Agency required to accommodate religious practices of employees

Agency required to accommodate religious practices of employees

Under Title VII, employers are required to accommodate the religious

practices of their employees unless a requested accommodation is shown to

impose an undue hardship.  42 U.S.C. § 2000e(j); 29 C.F.R. § 1605.2(b)(1).

The traditional framework for establishing a prima facie case of

discrimination based on religious accommodation requires complainant to

demonstrate that: (1) he or she has a bona fide religious belief, the

practice of which conflicted with their employment, (2) he or she informed

the agency of this belief and conflict, and (3) the agency nevertheless

enforced its requirement against complainant.  Heller v. EBB Auto Co., 8

F.3d 1433, 1438 (9th Cir. 1993); Turpen v.

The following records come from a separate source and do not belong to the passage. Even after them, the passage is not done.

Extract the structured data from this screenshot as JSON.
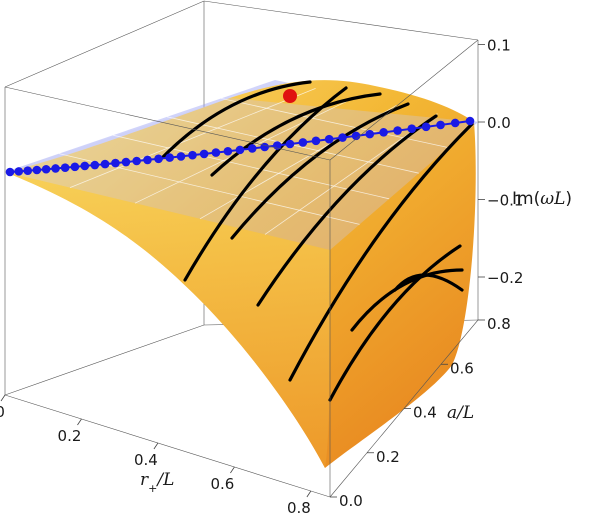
{
  "chart_data": {
    "type": "surface3d",
    "title": "",
    "x_axis": {
      "label_main": "r",
      "label_sub": "+",
      "label_rest": "/L",
      "ticks": [
        "0.0",
        "0.2",
        "0.4",
        "0.6",
        "0.8"
      ],
      "tick_values": [
        0.0,
        0.2,
        0.4,
        0.6,
        0.8
      ],
      "range": [
        0,
        0.85
      ]
    },
    "y_axis": {
      "label_main": "a",
      "label_rest": "/L",
      "ticks": [
        "0.0",
        "0.2",
        "0.4",
        "0.6",
        "0.8"
      ],
      "tick_values": [
        0.0,
        0.2,
        0.4,
        0.6,
        0.8
      ],
      "range": [
        0,
        0.8
      ]
    },
    "z_axis": {
      "label_pre": "Im(",
      "label_main": "ωL",
      "label_post": ")",
      "ticks": [
        "0.1",
        "0.0",
        "−0.1",
        "−0.2"
      ],
      "tick_values": [
        0.1,
        0.0,
        -0.1,
        -0.2
      ],
      "range": [
        -0.25,
        0.1
      ]
    },
    "surface": {
      "description": "Im(omega L) as function of r+/L and a/L, peaks near small r+ and decays to large negative values at large r+",
      "color": "#f2b52e",
      "shade": "#e07a1c"
    },
    "zero_plane": {
      "z": 0.0,
      "color": "#9aa0f5"
    },
    "black_curves": {
      "count": 9,
      "color": "#000000"
    },
    "blue_curve": {
      "color": "#1a1ae6",
      "points": 40,
      "description": "Im(omega L)=0 contour, onset of instability"
    },
    "red_point": {
      "color": "#e01010",
      "r_plus": 0.0,
      "a": 0.8,
      "z": 0.0
    }
  }
}
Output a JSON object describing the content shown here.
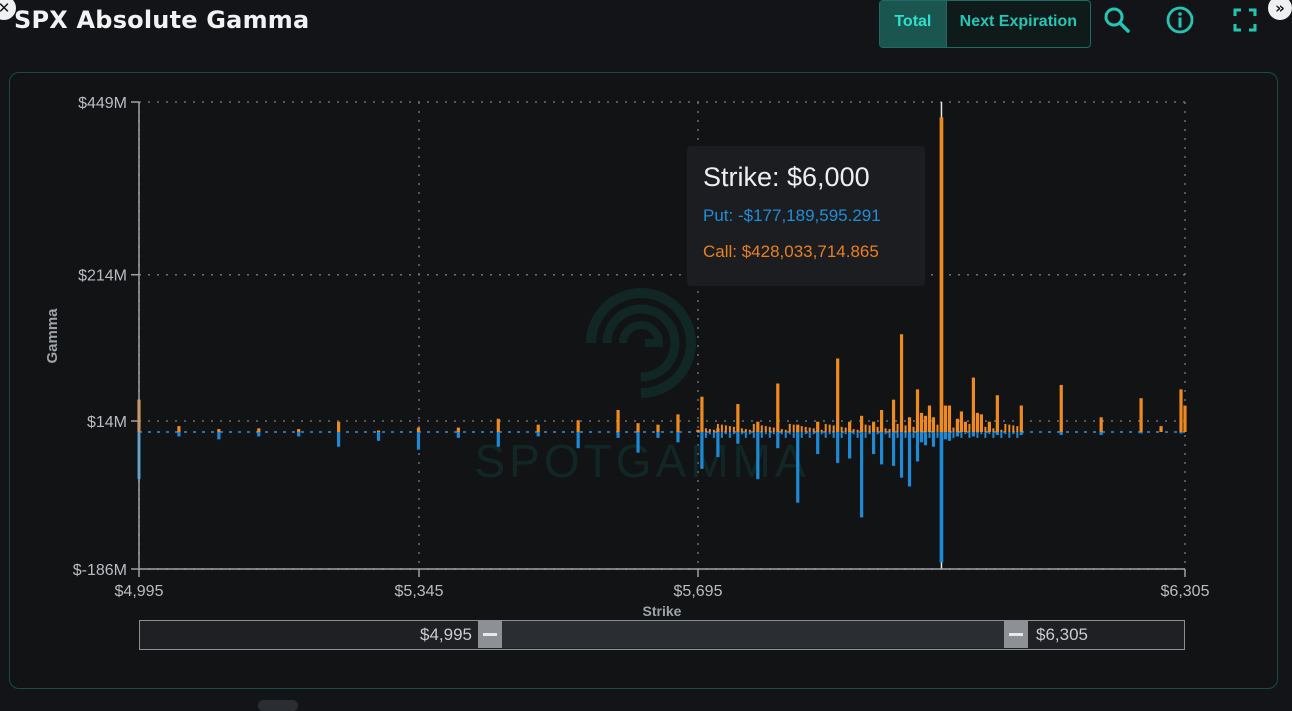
{
  "header": {
    "title": "SPX Absolute Gamma",
    "toggle": {
      "total_label": "Total",
      "next_label": "Next Expiration",
      "selected": "Total"
    },
    "icons": [
      "zoom-icon",
      "info-icon",
      "fullscreen-icon"
    ]
  },
  "colors": {
    "call": "#ef8a1f",
    "put": "#1e8ad6",
    "accent": "#21c7b4",
    "grid": "#6b7076"
  },
  "tooltip": {
    "title": "Strike: $6,000",
    "put": "Put: -$177,189,595.291",
    "call": "Call: $428,033,714.865"
  },
  "range_slider": {
    "low_label": "$4,995",
    "high_label": "$6,305",
    "low": 4995,
    "high": 6305,
    "selected_low": 5460,
    "selected_high": 6120
  },
  "chart_data": {
    "type": "bar",
    "title": "SPX Absolute Gamma",
    "xlabel": "Strike",
    "ylabel": "Gamma",
    "y_ticks": [
      "$449M",
      "$214M",
      "$14M",
      "$-186M"
    ],
    "y_tick_values": [
      449,
      214,
      14,
      -186
    ],
    "x_ticks": [
      "$4,995",
      "$5,345",
      "$5,695",
      "$6,305"
    ],
    "x_tick_values": [
      4995,
      5345,
      5695,
      6305
    ],
    "xlim": [
      4995,
      6305
    ],
    "ylim": [
      -186,
      449
    ],
    "grid": true,
    "highlight_strike": 6000,
    "series": [
      {
        "name": "Call",
        "points": [
          [
            4995,
            44
          ],
          [
            5045,
            8
          ],
          [
            5095,
            4
          ],
          [
            5145,
            5
          ],
          [
            5195,
            4
          ],
          [
            5245,
            14
          ],
          [
            5295,
            2
          ],
          [
            5345,
            6
          ],
          [
            5395,
            6
          ],
          [
            5445,
            18
          ],
          [
            5495,
            10
          ],
          [
            5545,
            16
          ],
          [
            5595,
            30
          ],
          [
            5620,
            12
          ],
          [
            5645,
            10
          ],
          [
            5670,
            24
          ],
          [
            5695,
            3
          ],
          [
            5700,
            48
          ],
          [
            5720,
            5
          ],
          [
            5745,
            38
          ],
          [
            5770,
            14
          ],
          [
            5795,
            66
          ],
          [
            5820,
            10
          ],
          [
            5845,
            14
          ],
          [
            5870,
            100
          ],
          [
            5885,
            14
          ],
          [
            5900,
            22
          ],
          [
            5915,
            14
          ],
          [
            5925,
            30
          ],
          [
            5940,
            44
          ],
          [
            5950,
            133
          ],
          [
            5960,
            20
          ],
          [
            5970,
            58
          ],
          [
            5975,
            26
          ],
          [
            5980,
            22
          ],
          [
            5985,
            36
          ],
          [
            5990,
            20
          ],
          [
            6000,
            428
          ],
          [
            6005,
            36
          ],
          [
            6010,
            36
          ],
          [
            6020,
            18
          ],
          [
            6025,
            28
          ],
          [
            6030,
            14
          ],
          [
            6040,
            74
          ],
          [
            6045,
            26
          ],
          [
            6050,
            24
          ],
          [
            6060,
            14
          ],
          [
            6070,
            50
          ],
          [
            6100,
            36
          ],
          [
            6150,
            64
          ],
          [
            6200,
            20
          ],
          [
            6250,
            46
          ],
          [
            6275,
            8
          ],
          [
            6300,
            58
          ],
          [
            6305,
            36
          ]
        ]
      },
      {
        "name": "Put",
        "points": [
          [
            4995,
            -64
          ],
          [
            5045,
            -6
          ],
          [
            5095,
            -10
          ],
          [
            5145,
            -6
          ],
          [
            5195,
            -6
          ],
          [
            5245,
            -20
          ],
          [
            5295,
            -12
          ],
          [
            5345,
            -24
          ],
          [
            5395,
            -8
          ],
          [
            5445,
            -20
          ],
          [
            5495,
            -6
          ],
          [
            5545,
            -22
          ],
          [
            5595,
            -8
          ],
          [
            5620,
            -28
          ],
          [
            5645,
            -8
          ],
          [
            5670,
            -14
          ],
          [
            5700,
            -50
          ],
          [
            5720,
            -34
          ],
          [
            5745,
            -16
          ],
          [
            5770,
            -64
          ],
          [
            5795,
            -22
          ],
          [
            5820,
            -96
          ],
          [
            5845,
            -30
          ],
          [
            5870,
            -42
          ],
          [
            5885,
            -36
          ],
          [
            5900,
            -116
          ],
          [
            5915,
            -30
          ],
          [
            5925,
            -44
          ],
          [
            5940,
            -46
          ],
          [
            5950,
            -62
          ],
          [
            5960,
            -74
          ],
          [
            5970,
            -40
          ],
          [
            5975,
            -14
          ],
          [
            5980,
            -18
          ],
          [
            5990,
            -20
          ],
          [
            6000,
            -177
          ],
          [
            6005,
            -10
          ],
          [
            6010,
            -12
          ],
          [
            6020,
            -6
          ],
          [
            6040,
            -6
          ],
          [
            6070,
            -4
          ],
          [
            6100,
            -4
          ],
          [
            6150,
            -4
          ],
          [
            6200,
            -4
          ],
          [
            6250,
            -2
          ],
          [
            6300,
            -2
          ]
        ]
      }
    ]
  }
}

Missouri-Kansas-Texas R.R. Co.,

736 F.2d 1022, 1026 (5th Cir. 1984).  Once a complainant establishes a

prima facie case, the agency must show that it made a good faith effort to

reasonably accommodate complainant’s religious beliefs and, if such proof

fails, the agency must show that the alternative means of accommodation

proffered by complainant could not be granted without imposing an undue

hardship on the agency’s operations.  See Tiano v. Dillard Dept. Stores,

Inc., 139 F.3d 679, 681 (9th Cir. 1998); Redmond v. GAF Corporation,

574 F.2d 897, 902 (7th Cir. 1978); Cardona v. United States Postal

Service, EEOC Request No. 05890532 (October 25, 1989). Pursuant to 29

C.F.R. § 1605.2(a)-(e), the Commission’s “Guidelines on Discrimination

Because of Religion” (the Guidelines), alternatives for accommodating

an employee’s religious practices include, but are not limited to,

voluntary substitutes and swaps, flexible scheduling, and lateral

transfers and job changes.  Undue hardship does not become a defense

until the employer claims it as a defense to its duty to accommodate.

Ansonia Board of Education v. Philbrook, 479 U.S. 60, 68-69 (1986).

In order to show undue hardship, an employer must demonstrate that an

accommodation would require more than a de minimis cost.  Trans World

Airlines, Inc. v. Hardison, 432 U.S. 63, 74 (1977).